CLAIMANT: "No. No. But I thought that the 15th. . . . I figured that I'll be here anyhow to sign

[ 23 Pa. Commw. Page 10]

    because of the holiday. I might as well make my appeal and I considered that the 10th day. Now I really didn't look at the date of the 4th up there. I thought that. . . ."

REFEREE: "I see."

CLAIMANT: "I figured on the day I got it in the mail which was the 5th or 6th, added 10 days and I looked on here and thought 'Well, I'm going to be in here anyhow. It's the 10th day.

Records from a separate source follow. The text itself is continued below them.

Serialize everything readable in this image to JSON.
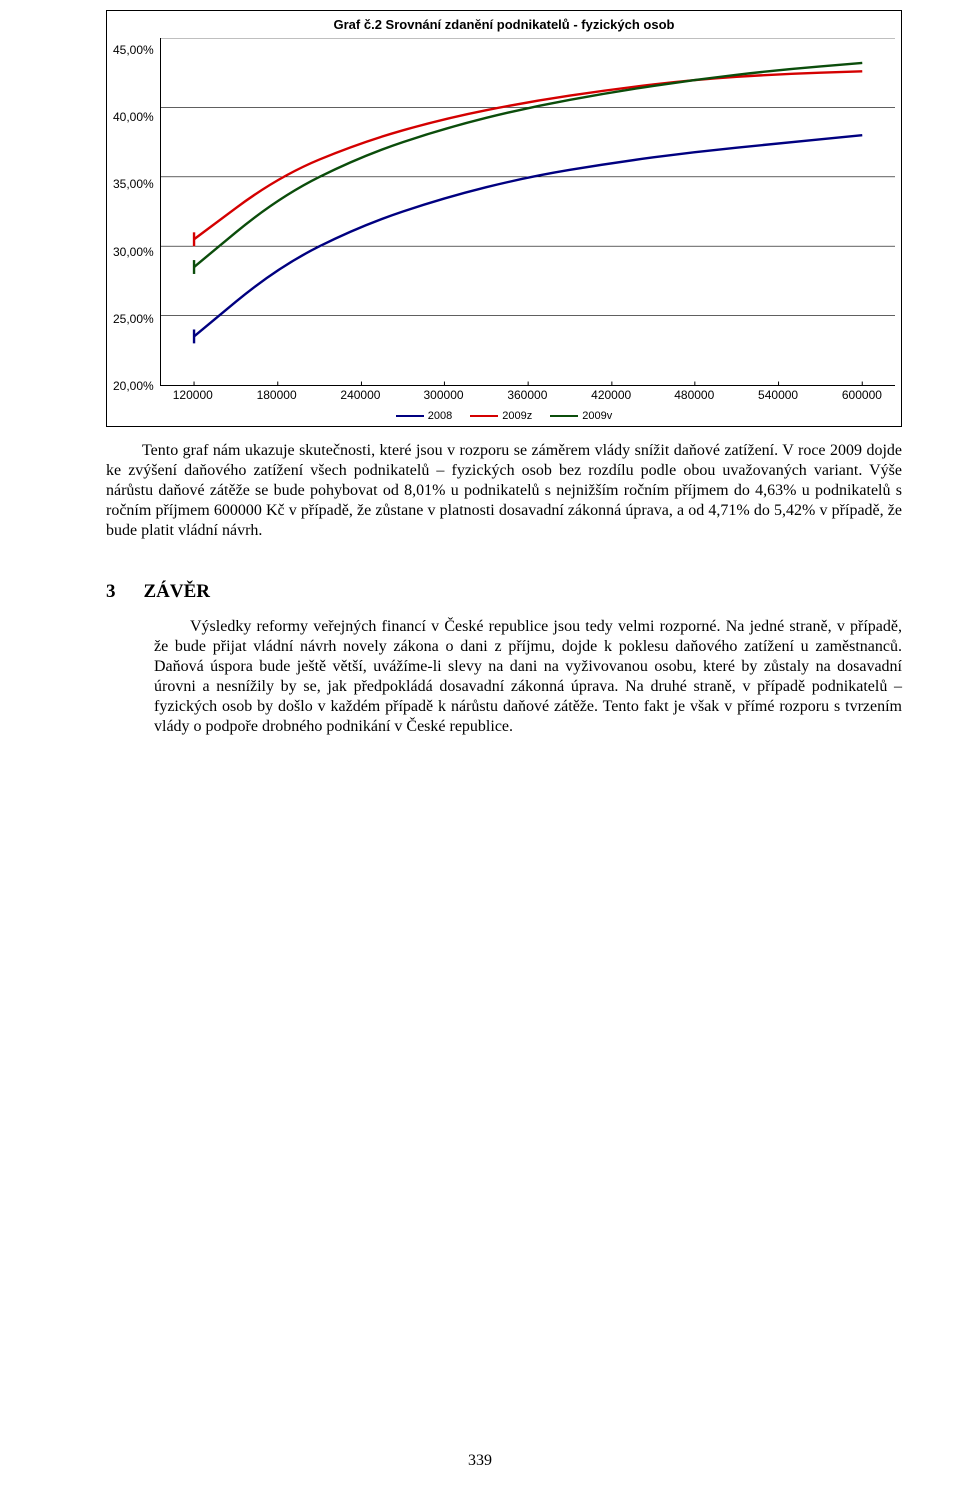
{
  "chart": {
    "type": "line",
    "title": "Graf č.2 Srovnání zdanění podnikatelů - fyzických osob",
    "title_fontsize": 13,
    "label_fontsize": 12,
    "legend_fontsize": 11,
    "background_color": "#ffffff",
    "grid_color": "#000000",
    "axis_color": "#000000",
    "ylim": [
      20,
      45
    ],
    "ytick_step": 5,
    "y_labels": [
      "45,00%",
      "40,00%",
      "35,00%",
      "30,00%",
      "25,00%",
      "20,00%"
    ],
    "x_labels": [
      "120000",
      "180000",
      "240000",
      "300000",
      "360000",
      "420000",
      "480000",
      "540000",
      "600000"
    ],
    "xlim": [
      120000,
      600000
    ],
    "x_positions_pct": [
      4.5,
      15.9,
      27.3,
      38.6,
      50.0,
      61.4,
      72.7,
      84.1,
      95.5
    ],
    "line_width": 2.4,
    "series": [
      {
        "name": "2008",
        "color": "#000080",
        "values": [
          23.5,
          28.5,
          31.5,
          33.5,
          35.0,
          36.0,
          36.8,
          37.4,
          38.0
        ]
      },
      {
        "name": "2009z",
        "color": "#d40000",
        "values": [
          30.5,
          35.0,
          37.5,
          39.2,
          40.4,
          41.3,
          42.0,
          42.4,
          42.6
        ]
      },
      {
        "name": "2009v",
        "color": "#0b4d0b",
        "values": [
          28.5,
          33.5,
          36.5,
          38.5,
          40.0,
          41.1,
          42.0,
          42.7,
          43.2
        ]
      }
    ]
  },
  "para1": "Tento graf nám ukazuje skutečnosti, které jsou v rozporu se záměrem vlády snížit daňové zatížení. V roce 2009 dojde ke zvýšení daňového zatížení všech podnikatelů – fyzických osob bez rozdílu podle obou uvažovaných variant. Výše nárůstu daňové zátěže se bude pohybovat od 8,01% u podnikatelů s nejnižším ročním příjmem do 4,63% u podnikatelů s ročním příjmem 600000 Kč v případě, že zůstane v platnosti dosavadní zákonná úprava, a od 4,71% do 5,42% v případě, že bude platit vládní návrh.",
  "section": {
    "num": "3",
    "title": "ZÁVĚR"
  },
  "para2": "Výsledky reformy veřejných financí v České republice jsou tedy velmi rozporné. Na jedné straně, v případě, že bude přijat vládní návrh novely zákona o dani z příjmu, dojde k poklesu daňového zatížení u zaměstnanců. Daňová úspora bude ještě větší, uvážíme-li slevy na dani na vyživovanou osobu, které by zůstaly na dosavadní úrovni a nesnížily by se, jak předpokládá dosavadní zákonná úprava. Na druhé straně, v případě podnikatelů – fyzických osob by došlo v každém případě k nárůstu daňové zátěže. Tento fakt je však v přímé rozporu s tvrzením vlády o podpoře drobného podnikání v České republice.",
  "page_number": "339"
}
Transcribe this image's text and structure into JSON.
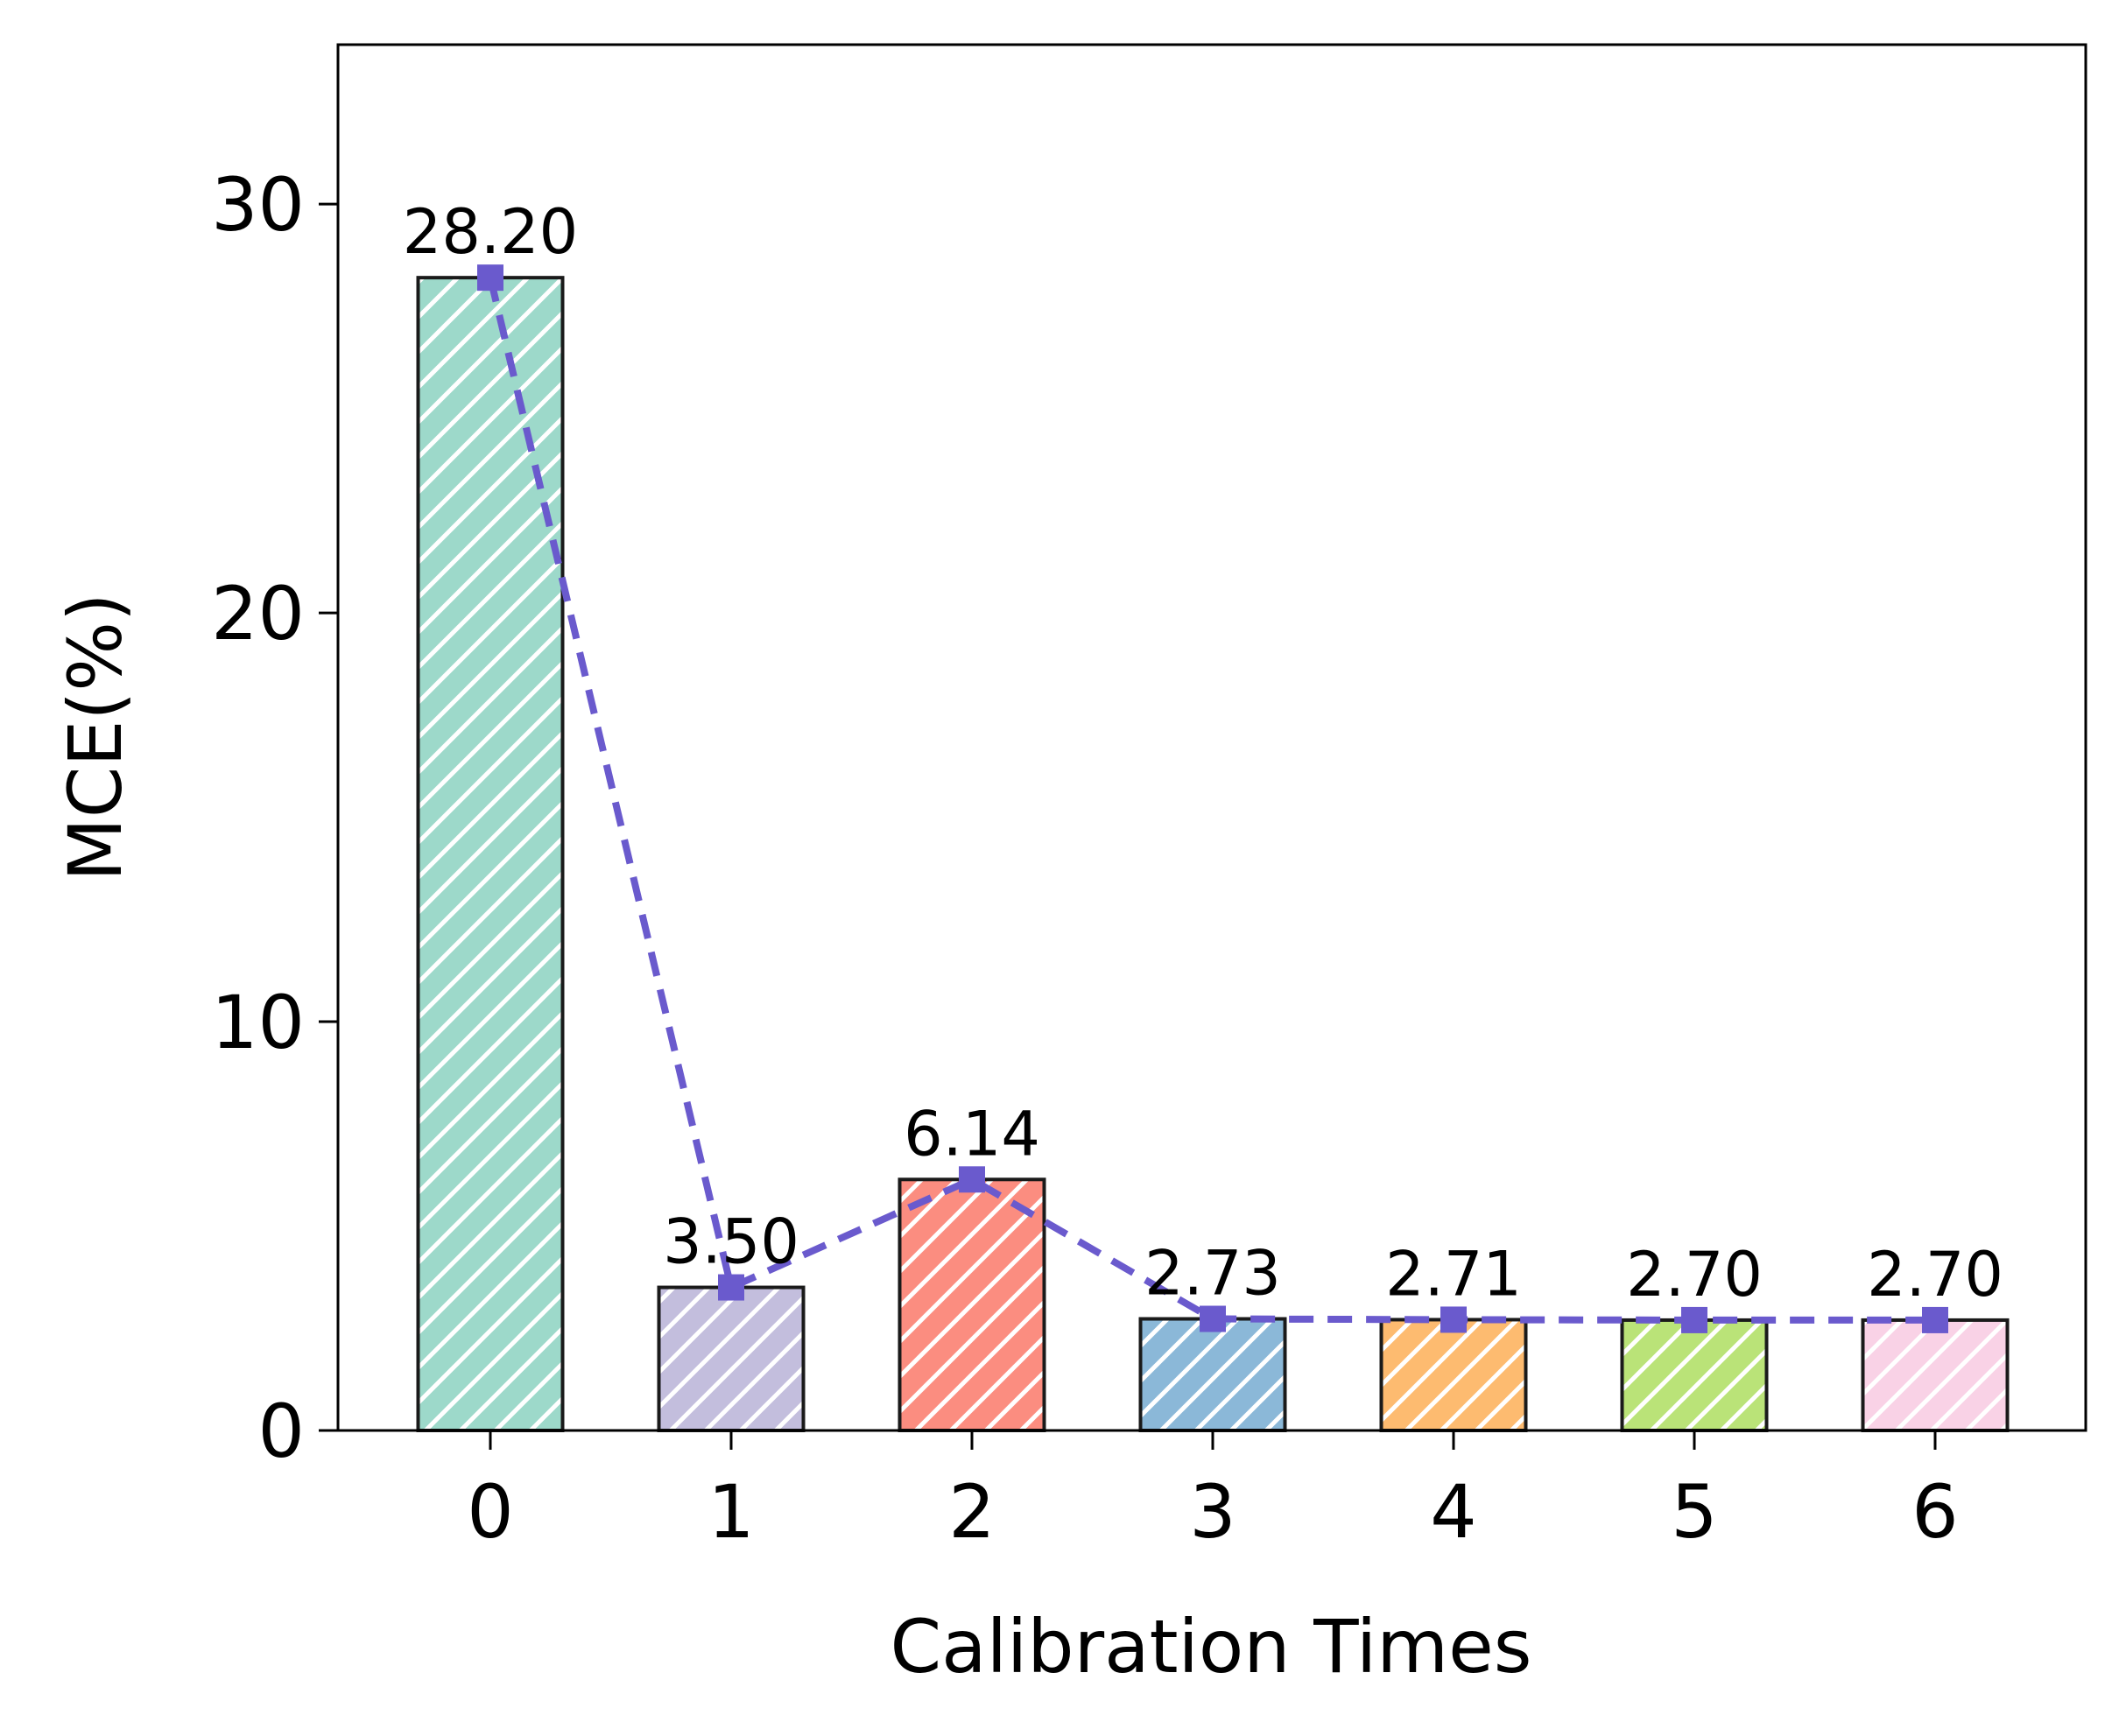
{
  "chart_data": {
    "type": "bar",
    "categories": [
      "0",
      "1",
      "2",
      "3",
      "4",
      "5",
      "6"
    ],
    "values": [
      28.2,
      3.5,
      6.14,
      2.73,
      2.71,
      2.7,
      2.7
    ],
    "data_labels": [
      "28.20",
      "3.50",
      "6.14",
      "2.73",
      "2.71",
      "2.70",
      "2.70"
    ],
    "bar_colors": [
      "#9dd9ca",
      "#c3bedd",
      "#fb8d80",
      "#8bb8d8",
      "#fdbb70",
      "#bae378",
      "#f9d2e6"
    ],
    "bar_hatch": "diagonal",
    "overlay_line": {
      "type": "line",
      "values": [
        28.2,
        3.5,
        6.14,
        2.73,
        2.71,
        2.7,
        2.7
      ],
      "color": "#6a5acd",
      "style": "dashed",
      "marker": "square"
    },
    "title": "",
    "xlabel": "Calibration Times",
    "ylabel": "MCE(%)",
    "ylim": [
      0,
      33.9
    ],
    "yticks": [
      0,
      10,
      20,
      30
    ],
    "ytick_labels": [
      "0",
      "10",
      "20",
      "30"
    ],
    "grid": false,
    "legend": null
  }
}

I might as well do it then.' And that's it, you know."

On December 13, 1974, a referee dismissed Duffy's appeal as being filed beyond the statutory 10-day period for filing. On March 26, 1975, the Board disallowed further appeal from the referee's decision. These rulings are the only ones the law would permit on the facts here. The requirements of Section 501(e) of the Unemployment Compensation Law are mandatory in the absence of fraud or manifestly wrongful or negligent conduct by the administrative agency. Sanabria v. Unemployment Compensation Board of Review, 12 Pa. Commonwealth Ct. 42, 317 A.2d 56 (1974).

The referee specifically found that Duffy "was not misinformed nor in any way misled regarding the right of appeal." Although Duffy now argues to the contrary, this record supports only the finding made by the referee on this crucial point.

We regret the claimant's miscomprehension of the applicable appeal period provided by law. However, his own testimony places the responsibility for the delay in filing the appeal on himself rather than on the agency.

Accordingly, we enter the following


Now, this 15th day of January, 1976, the order of the Unemployment Compensation Board of Review, dated March 26, 1975, disallowing further appeal in the above matter, is hereby affirmed.